The orchestrator runs these nodes in order:

  1. Step 1: load_memory (Redis)

    Load the user’s conversation history and running summary.

  2. Step 2: condense_query (LLM)

    Context-aware rewrite — condense a multi-turn follow-up into a standalone search query. Skipped on the first turn. Generation still uses the original question. See Retrieval.

  3. Step 3: retrieve_context (Chroma)

    Mode-aware relevance score gate, then MMR (or hybrid) retrieval of diverse chunks.

  4. Step 4: generate_answer (LLM)

    Mode-specific prompt → resilient LLM call (retries + circuit breaker).
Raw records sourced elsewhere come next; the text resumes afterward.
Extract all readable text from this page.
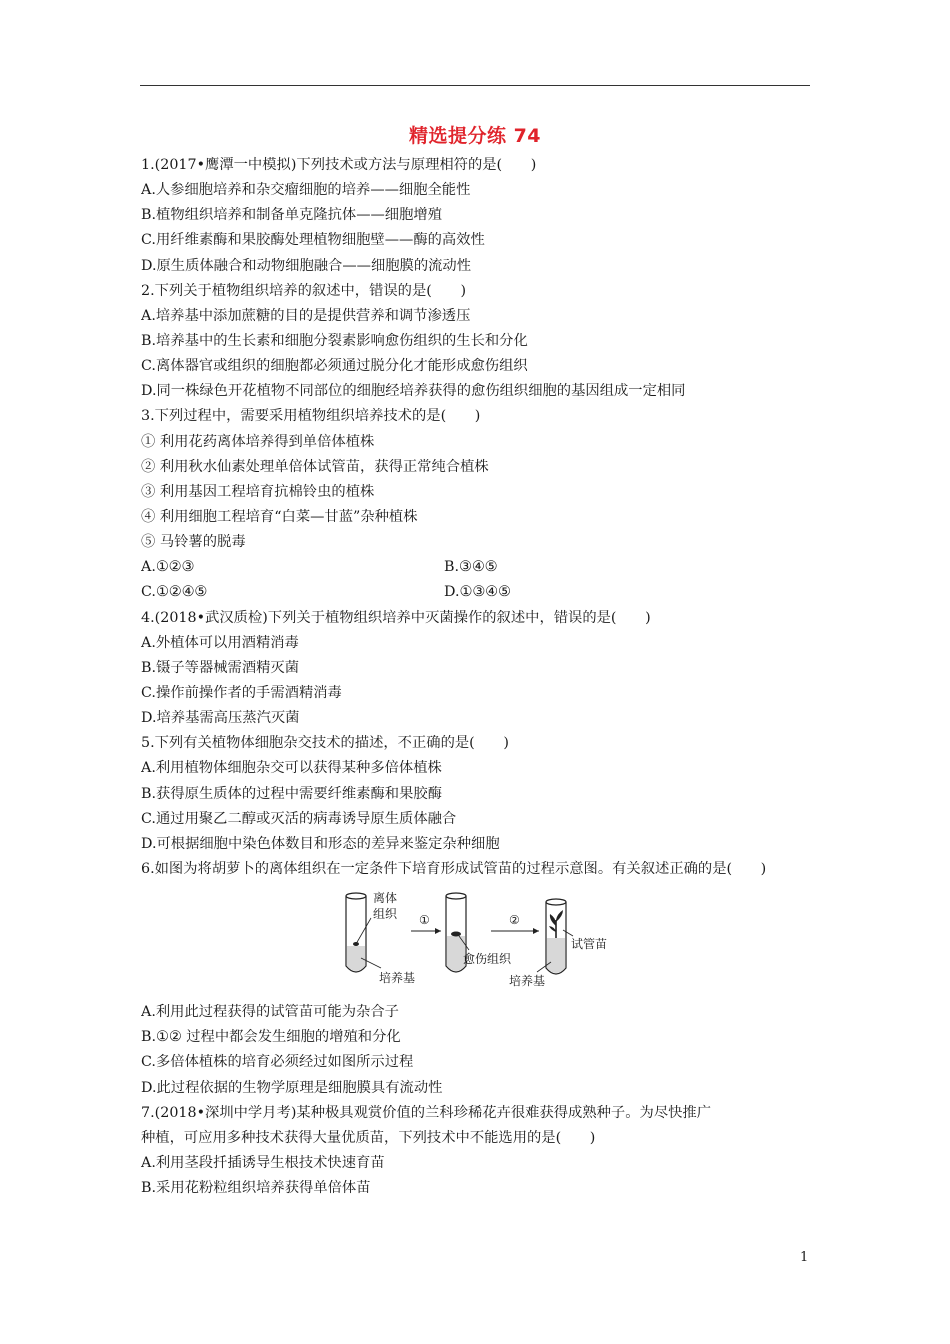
精选提分练 74
1.(2017•鹰潭一中模拟)下列技术或方法与原理相符的是(　　)
A.人参细胞培养和杂交瘤细胞的培养——细胞全能性
B.植物组织培养和制备单克隆抗体——细胞增殖
C.用纤维素酶和果胶酶处理植物细胞壁——酶的高效性
D.原生质体融合和动物细胞融合——细胞膜的流动性
2.下列关于植物组织培养的叙述中，错误的是(　　)
A.培养基中添加蔗糖的目的是提供营养和调节渗透压
B.培养基中的生长素和细胞分裂素影响愈伤组织的生长和分化
C.离体器官或组织的细胞都必须通过脱分化才能形成愈伤组织
D.同一株绿色开花植物不同部位的细胞经培养获得的愈伤组织细胞的基因组成一定相同
3.下列过程中，需要采用植物组织培养技术的是(　　)
① 利用花药离体培养得到单倍体植株
② 利用秋水仙素处理单倍体试管苗，获得正常纯合植株
③ 利用基因工程培育抗棉铃虫的植株
④ 利用细胞工程培育“白菜—甘蓝”杂种植株
⑤ 马铃薯的脱毒
A.①②③	B.③④⑤
C.①②④⑤	D.①③④⑤
4.(2018•武汉质检)下列关于植物组织培养中灭菌操作的叙述中，错误的是(　　)
A.外植体可以用酒精消毒
B.镊子等器械需酒精灭菌
C.操作前操作者的手需酒精消毒
D.培养基需高压蒸汽灭菌
5.下列有关植物体细胞杂交技术的描述，不正确的是(　　)
A.利用植物体细胞杂交可以获得某种多倍体植株
B.获得原生质体的过程中需要纤维素酶和果胶酶
C.通过用聚乙二醇或灭活的病毒诱导原生质体融合
D.可根据细胞中染色体数目和形态的差异来鉴定杂种细胞
6.如图为将胡萝卜的离体组织在一定条件下培育形成试管苗的过程示意图。有关叙述正确的是(　　)
离体
组织
培养基
①
愈伤组织
②
试管苗
培养基
A.利用此过程获得的试管苗可能为杂合子
B.①② 过程中都会发生细胞的增殖和分化
C.多倍体植株的培育必须经过如图所示过程
D.此过程依据的生物学原理是细胞膜具有流动性
7.(2018•深圳中学月考)某种极具观赏价值的兰科珍稀花卉很难获得成熟种子。为尽快推广
种植，可应用多种技术获得大量优质苗，下列技术中不能选用的是(　　)
A.利用茎段扦插诱导生根技术快速育苗
B.采用花粉粒组织培养获得单倍体苗
1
  5. Step 5: verify_answer

    Groundedness gate. Strict mode refuses an answer unsupported by the retrieved chunks. See Groundedness.
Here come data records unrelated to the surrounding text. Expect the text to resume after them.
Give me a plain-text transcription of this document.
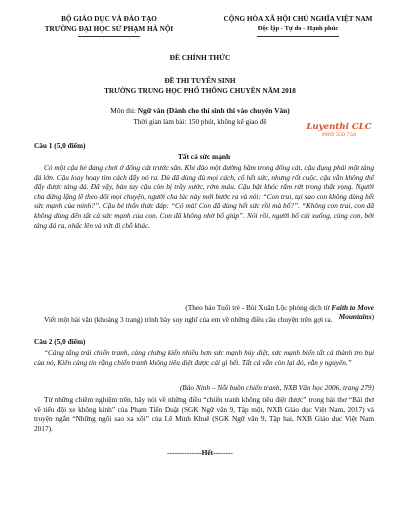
BỘ GIÁO DỤC VÀ ĐÀO TẠO
TRƯỜNG ĐẠI HỌC SƯ PHẠM HÀ NỘI
CỘNG HÒA XÃ HỘI CHỦ NGHĨA VIỆT NAM
Độc lập - Tự do - Hạnh phúc
ĐỀ CHÍNH THỨC
ĐỀ THI TUYỂN SINH
TRƯỜNG TRUNG HỌC PHỔ THÔNG CHUYÊN NĂM 2018
Môn thi: Ngữ văn (Dành cho thí sinh thi vào chuyên Văn)
Thời gian làm bài: 150 phút, không kể giao đề	Luyenthi CLC
0969 350 758
Câu 1 (5,0 điểm)
Tất cả sức mạnh
Có một cậu bé đang chơi ở đống cát trước sân. Khi đào một đường hầm trong đống cát, cậu đụng phải một tảng đá lớn. Cậu loay hoay tìm cách đẩy nó ra. Dù đã dùng đủ mọi cách, cố hết sức, nhưng rốt cuộc, cậu vẫn không thể đẩy được tảng đá. Đã vậy, bàn tay cậu còn bị trầy xước, rớm máu. Cậu bật khóc rấm rứt trong thất vọng. Người cha đứng lặng lẽ theo dõi mọi chuyện, người cha lúc này mới bước ra và nói: “Con trai, tại sao con không dùng hết sức mạnh của mình?”. Cậu bé thổn thức đáp: “Có mà! Con đã dùng hết sức rồi mà bố?”. “Không con trai, con đã không dùng đến tất cả sức mạnh của con. Con đã không nhờ bố giúp”. Nói rồi, người bố cúi xuống, cùng con, bới tảng đá ra, nhấc lên và vứt đi chỗ khác.
(Theo báo Tuổi trẻ - Bùi Xuân Lộc phỏng dịch từ Faith to Move Mountains)
Viết một bài văn (khoảng 3 trang) trình bày suy nghĩ của em về những điều câu chuyện trên gợi ra.
Câu 2 (5,0 điểm)
“Cảng tăng trải chiến tranh, càng chứng kiến nhiều hơn sức mạnh hủy diệt, sức mạnh biến tất cả thành tro bụi của nó, Kiên càng tin rằng chiến tranh không tiêu diệt được cái gì hết. Tất cả vẫn còn lại đó, vẫn y nguyên.”
(Bảo Ninh – Nỗi buồn chiến tranh, NXB Văn học 2006, trang 279)
Từ những chiêm nghiệm trên, hãy nói về những điều “chiến tranh không tiêu diệt được” trong bài thơ “Bài thơ về tiểu đội xe không kính” của Phạm Tiến Duật (SGK Ngữ văn 9, Tập một, NXB Giáo dục Việt Nam, 2017) và truyện ngắn “Những ngôi sao xa xôi” của Lê Minh Khuê (SGK Ngữ văn 9, Tập hai, NXB Giáo dục Việt Nam 2017).
--------------Hết--------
  6. Step 6: self_ingest (Chroma)

    Learning modes only — capture a synthesized answer (embed now in learning, or queue for review in learning_review).

  7. Step 7: summarize

    Update the rolling conversation summary for long-term context.

  8. Step 8: store_memory (Redis)

    Persist the updated conversation back to Redis (TTL-based expiry).

The node order, expressed compactly:

load_memory → condense_query → retrieve_context → generate_answer
  → verify_answer → self_ingest → summarize → store_memory

The README architecture diagram

┌─────────────────────────────────────────────────────┐
│                   User Query                        │
└────────────────────────┬────────────────────────────┘


              FastAPI  POST /api/chat


          ┌──────────────────────────────┐
          │     LangGraph Orchestrator   │
          │                              │
          │  1. load_memory   (Redis)    │
          │  2. condense_query  (LLM)    │ ← context-aware rewrite (multi-turn)
          │  3. retrieve_context (Chroma)│ ← mode-aware gate + mmr/hybrid
          │  4. generate_answer  (LLM)   │ ← mode-specific prompt
          │  5. verify_answer            │ ← groundedness gate (strict refuses)
          │  6. self_ingest  (Chroma)    │ ← learning mode only
          │  7. summarize                │
          │  8. store_memory  (Redis)    │
          └──────────────────────────────┘


                  Response to User

Request lifecycles

  • Sync chat (POST /api/v1/chat) — runs the full pipeline and returns a typed { answer, sources[], meta } envelope in one response.
  • Streaming (POST /api/v1/chat/stream) — runs the same pipeline but streams tokens as Server-Sent Events in the order token → sources → done (with error on failure). The groundedness refusal in strict mode applies to the stored answer and the done meta; tokens already streamed cannot be retracted.
  • Async ingest (POST /api/v1/ingest / /ingest/upload) — returns 202 Accepted with status=queued and a Location header, then processes in the background. Poll GET /api/v1/ingest/status/{doc_id}. See Deployment for inline vs queue modes.

Verify your result

  • Verify: You can name all 8 pipeline nodes in order.
  • Verify: You know which lifecycle (sync / streaming / async ingest) a given endpoint uses.
  • Verify: You know that Redis backs memory + rate limiting + queues, and ChromaDB backs retrieval.

Common pitfalls

  • Assuming streaming can retract a refusal — once tokens stream they are sent; only the stored answer and done meta reflect a strict-mode refusal.
  • Treating synthesized_answers as the main collection — it is consulted only in learning modes and never pollutes strict/open retrieval.